Bean took a few deep, shaking breaths and spoke a little more calmly, even with a note of cynical humor. "I must've...fried all my brain cells...a long time ago. 'Cause I guess I'll listen to bullshit from here to the moon if that's what it takes."
Rally said nothing, but not for lack of wanting to. She covered her mouth with both hands to muffle a cry. If she could heal just one of the wounds she'd inflicted, maybe he'd forgive her. Whether she could forgive herself for so abusing his generous nature was another question...
"Just don't disguise the load as something it ain't." He turned halfway towards her and his voice almost cracked. "Don't try to play me like a freakin' violin and then take off for the other side of the country. Gimme the terms up front. Do the deed or don't."
The doors of the elevator opened. Bean faced her squarely and gave her a look: one last look, it felt like, and his expression had broken free from all control.
What was she waiting for? A message from God?
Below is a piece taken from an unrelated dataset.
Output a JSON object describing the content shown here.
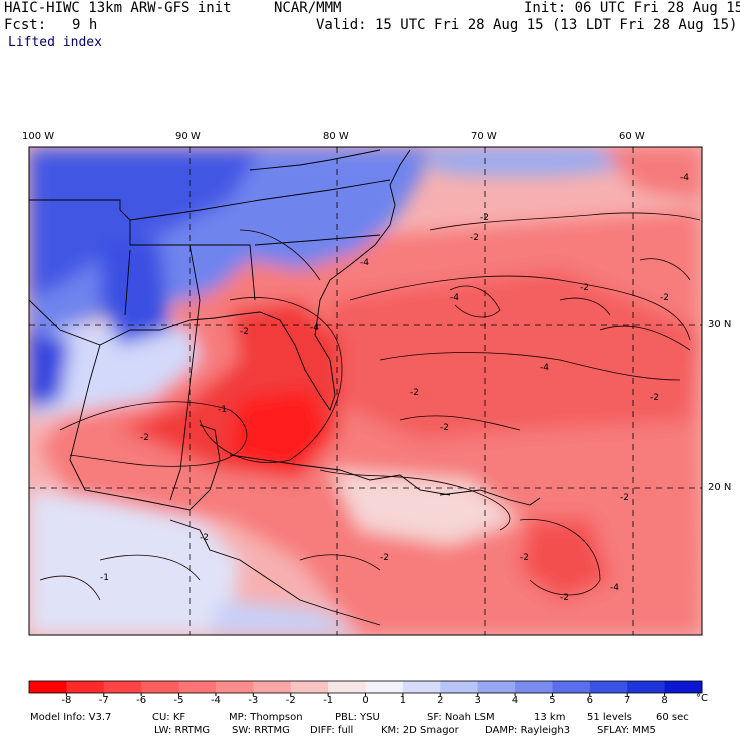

"All right, Bean. Fair is fair." She clapped her hands palm to palm and gripped them together. "Come in my room with me. I'll close the door, I'll say just a few more words, and then you are going to get laid. If you still want to."
The folder slipped from his hand and hit the floor. "You serious?"
"Yes."
He made a sudden move towards her, then stopped and gave her a skeptical frown. "For real? No second thoughts once I get going?"
"For real, Bean."
"OK." His expression wasn't very readable now, but he picked up the folder and followed her back down the hallway. The spectators had retreated at some point; that didn't surprise her. She got the key from her jacket to let him in and shut the door behind him.
Bean walked into the center of the room, paused, then laid the folder on the table once more and pulled out the chair. He had a wary air about him, as if he still didn't quite know what to make of this.
"So…you want me to pay attention, or just sit here and nod once in a while?" He checked his watch and sighed. "I guess talk ain't quite killed me yet, so maybe I can stand it for a little bit longer."
"Actually..." Rally still stood in the entryway. "I want you to come over here and kiss me." Bean looked up at her as she took off her jacket and holster and hung both in the coat closet. "Unless you have something to say to me first."
"Nope," said Bean, and took her into his arms.